Fig. 22 shows a circuit arrangement to this end. For the purpose of varying the proportional constant of an amplifier circuit C₂, a transistor Tri is provided to substitute for the resistor R₂ included in the amplifier circuit C₂ of Fig. 17. The resistance of the transistor Tr_i is varied in analog fashion with the value of a voltage V₃ applied to its base, and the proportional constant consequently varies in analog fashion. In an integration circuit C₄, transistors Tr₂ and Tr₃ are connected to substitute for the resistors R₄ and R_s of the integration circuit C₄ of Fig. 17. Similarly, the resistances of the transistors Tr₂ and Trs are varied in analog fashion with the values of voltages V₁ and V₂ applied to their bases, and hence the integration constant of the integration circuit C₄ varies in analog fashion.
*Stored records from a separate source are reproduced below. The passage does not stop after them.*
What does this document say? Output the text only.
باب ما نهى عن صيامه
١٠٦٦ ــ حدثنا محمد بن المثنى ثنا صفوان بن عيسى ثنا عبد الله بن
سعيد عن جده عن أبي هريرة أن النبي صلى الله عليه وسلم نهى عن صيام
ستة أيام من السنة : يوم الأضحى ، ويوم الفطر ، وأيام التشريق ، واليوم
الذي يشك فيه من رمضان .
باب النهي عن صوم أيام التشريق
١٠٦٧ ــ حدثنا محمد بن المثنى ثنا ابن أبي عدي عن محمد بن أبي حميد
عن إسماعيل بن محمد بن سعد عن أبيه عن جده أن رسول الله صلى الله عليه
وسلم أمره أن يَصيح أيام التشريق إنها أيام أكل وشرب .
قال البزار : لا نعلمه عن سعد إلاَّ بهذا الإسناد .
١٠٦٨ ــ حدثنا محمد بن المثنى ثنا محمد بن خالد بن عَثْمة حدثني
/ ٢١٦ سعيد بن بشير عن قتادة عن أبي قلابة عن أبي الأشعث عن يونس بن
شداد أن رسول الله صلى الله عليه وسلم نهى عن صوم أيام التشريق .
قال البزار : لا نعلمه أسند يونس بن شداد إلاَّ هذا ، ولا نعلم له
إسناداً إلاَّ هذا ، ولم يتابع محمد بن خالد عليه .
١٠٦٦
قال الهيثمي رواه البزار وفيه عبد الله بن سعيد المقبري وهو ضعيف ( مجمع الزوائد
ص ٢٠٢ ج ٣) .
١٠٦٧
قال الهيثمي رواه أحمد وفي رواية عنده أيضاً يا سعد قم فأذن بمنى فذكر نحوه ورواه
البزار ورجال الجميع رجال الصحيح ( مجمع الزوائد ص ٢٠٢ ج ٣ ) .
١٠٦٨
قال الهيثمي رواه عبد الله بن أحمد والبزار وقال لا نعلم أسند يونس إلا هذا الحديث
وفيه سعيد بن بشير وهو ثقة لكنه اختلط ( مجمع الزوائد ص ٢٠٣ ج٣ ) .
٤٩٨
A voltage generator 30 responds to commands from the control constant modifier 10 to generate the voltages V₁, V₂ and V₃ and to change their levels in accordance with the air/fuel ratio set for controlling. If the voltages V_i, V₂ and V₃ are controlled to linearize V_out, exact analog operations can be performed.
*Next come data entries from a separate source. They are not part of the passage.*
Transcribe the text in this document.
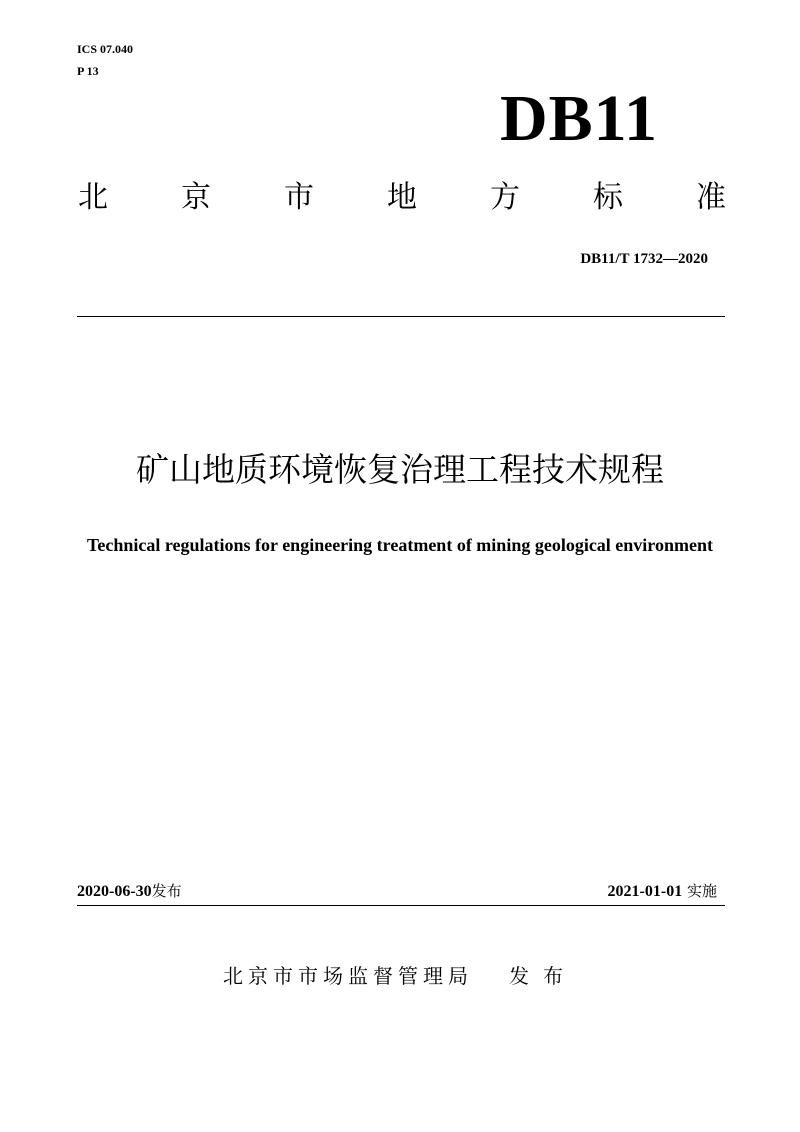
ICS 07.040
P 13
DB11
北 京 市 地 方 标 准
DB11/T 1732—2020
矿山地质环境恢复治理工程技术规程
Technical regulations for engineering treatment of mining geological environment
2020-06-30发布	2021-01-01 实施
北京市市场监督管理局 发布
In this manner, the control constants can be varied, especially, in exact analog fashion.
Typically, as shown in the diagram of Fig. 23, the slope of the Vout characteristic relative to the air/fuel ratio is non-linear so as to be higher in the rich region than in the lean region, and therefore, it is ideal to vary the proportional constant complementarily to the V_out characteristic to trace an analog curve which is of smaller values in the rich region than in the lean region. The proportional gain can be varied to comply with the analog curve of Fig. 23 appropriately changing the resistance of the transistor used in the circuit of Fig. 22.
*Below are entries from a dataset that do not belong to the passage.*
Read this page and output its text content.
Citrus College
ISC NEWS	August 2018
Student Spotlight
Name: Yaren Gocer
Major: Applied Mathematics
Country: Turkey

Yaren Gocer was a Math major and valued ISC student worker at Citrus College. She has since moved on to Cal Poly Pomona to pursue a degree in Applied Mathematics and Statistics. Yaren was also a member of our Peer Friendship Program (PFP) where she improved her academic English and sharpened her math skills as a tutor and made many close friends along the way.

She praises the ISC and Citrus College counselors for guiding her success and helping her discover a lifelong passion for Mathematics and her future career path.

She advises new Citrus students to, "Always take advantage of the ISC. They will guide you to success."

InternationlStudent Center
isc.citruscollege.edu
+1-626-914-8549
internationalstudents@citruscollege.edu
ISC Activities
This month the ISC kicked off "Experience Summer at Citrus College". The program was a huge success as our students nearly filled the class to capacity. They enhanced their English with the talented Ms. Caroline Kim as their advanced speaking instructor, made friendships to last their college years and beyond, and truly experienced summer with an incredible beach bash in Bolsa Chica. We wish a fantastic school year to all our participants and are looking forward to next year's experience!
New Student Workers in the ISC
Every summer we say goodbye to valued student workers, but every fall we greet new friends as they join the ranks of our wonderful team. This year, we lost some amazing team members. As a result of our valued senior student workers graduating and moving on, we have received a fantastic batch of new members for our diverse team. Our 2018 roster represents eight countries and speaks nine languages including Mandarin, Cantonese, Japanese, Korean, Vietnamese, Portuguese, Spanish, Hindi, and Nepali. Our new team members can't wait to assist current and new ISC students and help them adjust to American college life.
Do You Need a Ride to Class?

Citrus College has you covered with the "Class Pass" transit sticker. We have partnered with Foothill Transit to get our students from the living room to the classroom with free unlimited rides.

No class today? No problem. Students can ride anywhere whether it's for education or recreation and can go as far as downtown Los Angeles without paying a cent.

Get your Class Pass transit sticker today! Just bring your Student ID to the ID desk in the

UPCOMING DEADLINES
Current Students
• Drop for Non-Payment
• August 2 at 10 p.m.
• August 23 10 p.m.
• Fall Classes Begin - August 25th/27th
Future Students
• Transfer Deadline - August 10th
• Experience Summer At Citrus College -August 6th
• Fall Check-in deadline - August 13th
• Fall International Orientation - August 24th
As has been described, according to the invention, even when the air/fuel ratio closed-loop control is performed using λ-sensor having a non-linear output characteristic relative to the air/fuel ratio, optimal PI-control constants can always be obtained to permit stable controlling of the air/fuel ratio within the whole range.

Claims

1. An air/fuel ratio control apparatus for internal combustion engines comprising air/fuel ratio sensor means (4, 5, 6) for detecting the amount of oxygen or combustible component remaining in the exhaust gas, PI closed-loop control means (1, 6, 7, 8, 9) responsive to the output signal from the air/fuel ratio sensor means and controlling the air/fuel ratio λ of the gas mixture fed to the engine, and means (7, 8, 10) for varying the air/fuel ratio control constants used for the closed loop control, characterized by air/fuel ratio sensor means (4, 5, 6) having a slope of the output signal which is higher in the rich region (λ < 1) than in the lean region (λ > 1) and the signal being proportional to the air/fuel ratio λ, and by means (7, 8, 10) for varying the P- and 1-constants such that each P-constant in the rich region is smaller than each P-constant in the lean region, and that each I-constant in the rich region is smaller than each I-constant in the lean region.

2. The air/fuel ratio control apparatus according to claim 1, characterized in that the P- and I-constants are varied continuously in accordance with the air/ fuel ratio set for controlling.